Öğretmenlerimiz Cumhuriyetin Kuruluş Sürecinin Bilincine Sahiptiler ve Bizlere de Bu Bilinci Aktarmaya Çalışıyorlardı

Şimdi geriye doğru dönüp baktığımda o eli öpülesi öğretmenlerimizin bizleri hayata hazırlamak için ne denli büyük işler başarmışlar.

Hocalarımız iyi birere eğitim uzmanı olarak bizlere nerde ne tür sorumluluk yükleyeceklerini bilerek bizleri sistematik olarak organize etmeye yöneltmişler.

Cumhuriyetin çok iyi yetiştirdiği o öğretmenlerimizin büyük bir bilince ve özveriye sahip olduğunu şimdi daha iyi anlıyor ve görüyorum.

Öğretmenlerimiz Türkiye Büyük Millet Meclisi’nin (TBMM) ve Cumhuriyetin kuruluşunun önemini iyi anlamışalardı.

O dönemin zorlu koşullarında 23 Nisan 1920’de TBMM kurulması ve ülkenin bütün renklerinin temsil edilmesinin anlamı olan egemenliğin “kayıtsız şartsız” millete ait olduğunun önemini anlatırlardı.
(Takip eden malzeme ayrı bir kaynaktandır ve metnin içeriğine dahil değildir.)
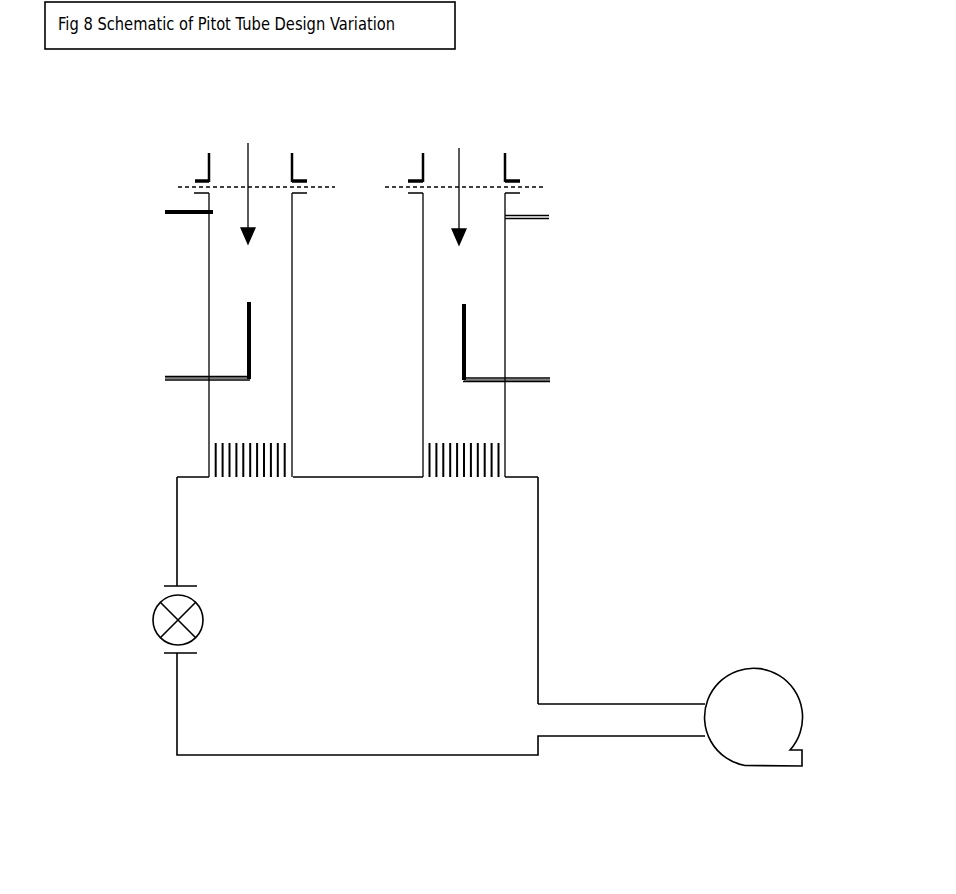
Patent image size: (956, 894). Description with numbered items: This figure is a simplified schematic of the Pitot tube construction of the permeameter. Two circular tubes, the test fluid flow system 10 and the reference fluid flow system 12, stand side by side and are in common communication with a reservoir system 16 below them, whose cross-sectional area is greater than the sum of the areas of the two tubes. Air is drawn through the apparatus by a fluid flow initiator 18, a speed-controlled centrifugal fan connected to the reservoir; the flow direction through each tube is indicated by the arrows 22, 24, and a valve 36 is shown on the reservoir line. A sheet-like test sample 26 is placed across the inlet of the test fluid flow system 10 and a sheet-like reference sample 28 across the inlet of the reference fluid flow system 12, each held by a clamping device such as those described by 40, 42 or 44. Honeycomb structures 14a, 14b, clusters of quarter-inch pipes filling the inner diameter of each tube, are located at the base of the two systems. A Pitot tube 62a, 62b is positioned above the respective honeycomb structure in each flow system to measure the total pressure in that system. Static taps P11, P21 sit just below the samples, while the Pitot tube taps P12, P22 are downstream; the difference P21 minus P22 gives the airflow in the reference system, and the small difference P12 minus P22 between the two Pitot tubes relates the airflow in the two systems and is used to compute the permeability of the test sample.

The test fluid flow system 10 is at (159, 282).
The reference fluid flow system 12 is at (505, 253).
The honeycomb structure 14a is at (233, 458).
The honeycomb structure 14b is at (483, 458).
The reservoir system 16 is at (468, 617).
The fluid flow initiator 18 is at (753, 697).
The flow direction into first tube 22 is at (246, 180).
The flow direction into second tube 24 is at (462, 182).
The test sample 26 is at (177, 187).
The reference sample 28 is at (542, 187).
The valve 36 is at (157, 610).
The clamping device 40 is at (212, 135).
The clamping device 42 is at (212, 135).
The clamping device 44 is at (207, 180).
The Pitot tube 62a is at (247, 330).
The Pitot tube 62b is at (466, 330).
The first tube upstream pressure tap P11 is at (174, 214).
The Pitot tube pressure P12 is at (192, 383).
The reference fluid flow system pressure P21 is at (543, 218).
The Pitot tube pressure P22 is at (523, 385).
Hepimize ülke ve vatan sevgisi aşıladılar.

Her birimiz yurttaşlık bilgisi dersi çerçevesinde ülkemizin nasıl kurtuluş savaşından çıktığını öğrettiler.

Cumhuriyetin kurulmasının zorunluluğunun önemini ve o dönemin tarihi koşulları içinde büyük bir coşku ile anlattılar.

Ülkemizi çok sevmenin önemini o zaman onlar anlattılar ve bizde anladık.

Şimdi daha iyi anlıyoruz ki Atatürk TBMM’nin açılışının tarihi önemini gelecek kuşaklara iyi anlatmak için günü ve önemini “çocuklara armağan etmiştir”.

Evet deme ki “Büyük insan olmak kolay değilmiş”.

Küçük bir çocuğun düzeyine inebilmek onun gözü ile dünyayı okumak ve ona geleceği emanet etmek ancak büyük bilince sahip olmakla oluyormuş.  

Atatürk’ün büyüklüğü ve bugünkü önemi de ağırlıklı olarak toplumun gönlünde kazandırdığı bu ağırlığa bağlıdır.

Atatürk’ün önemini anlayan ve bu bilinç ile yetişen dönemin öğretmenlerimiz bizi ellerinde geldiğince anlatılar.

Adeta o zamanlar haftalar öncesinden uçan birere kuş gibiydik.

Heyecanlanmak neşelenmek ne kadar önemli bir duygu olduğunu şöyle hatırlıyorum.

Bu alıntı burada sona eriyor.